Most hospitals have a long way to go on efficiency, he said.

righting the SHIP

TMC was nearly $11 million in the red when Rich β€” a registered nurse with vast experience in hospital administration β€” took the helm in 2007, first as interim leader and then permanent CEO.

She was able to turn things around by restructuring debt, cutting jobs and renegotiating supply costs. She has since led the hospital through a major renovation and building project that was completed in 2013, and included a new, four-story orthopaedic and surgical tower. It marked the culmination of $134 million in construction improvements that began in 2009.

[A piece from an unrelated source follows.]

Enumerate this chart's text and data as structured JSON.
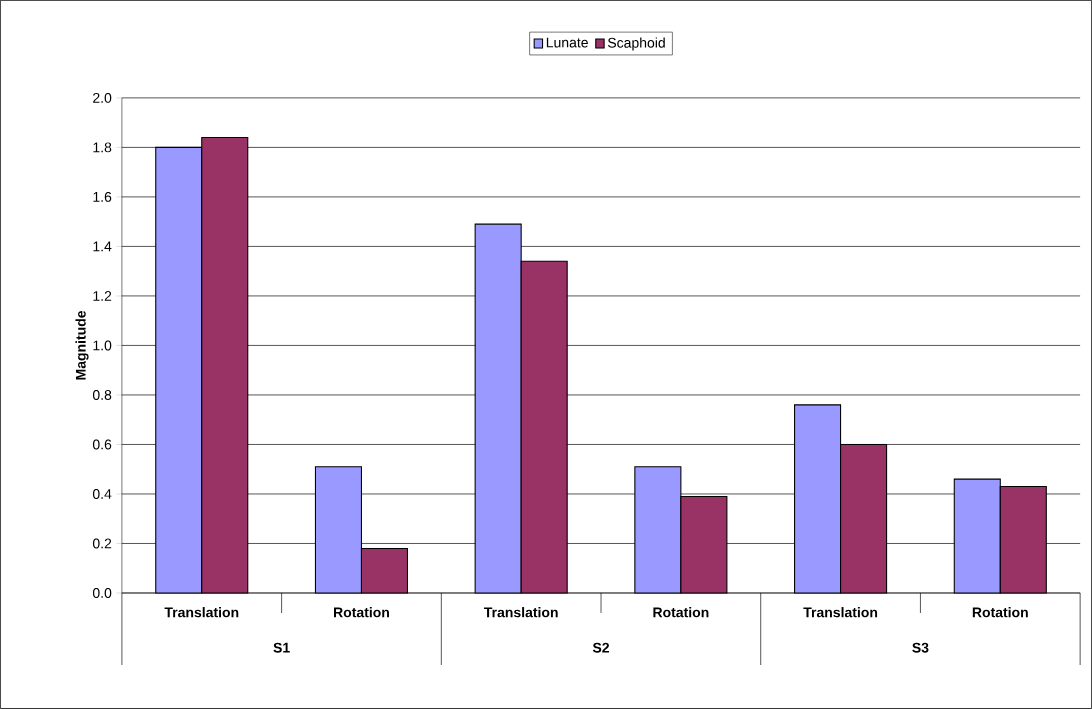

While the UA Health Network and Carondelet hospitals struggled financially last year, TMC maintained a positive operating margin and stayed ahead of its competition. Its operating margin in 2014 was 2 percent. The previous year it was 3 percent.

β€œYou can always be testing the results of the actions, and we can always change our direction if we need to,” Rich said. β€œWe can adapt to the changing economic environment. We can adapt to the changing clinical environment. Our technology is state-of-the-art. When we need to add something new, we fund it, so that we can stay at the very forefront.”

Young, of the board of trustees, says Rich is a key reason he’s confident about the hospital’s future. He compares her to Donald Shropshire, the hospital’s much-beloved CEO who retired in 1992 after 25 years on the job.

β€œWe’re at the Don Shropshire stage with Judy,” Young said. β€œPeople like working here. We hope to leverage off the fact that we’re a nice place to work.

β€œIt’s going to be fierce competition, and it’s going to be interesting.”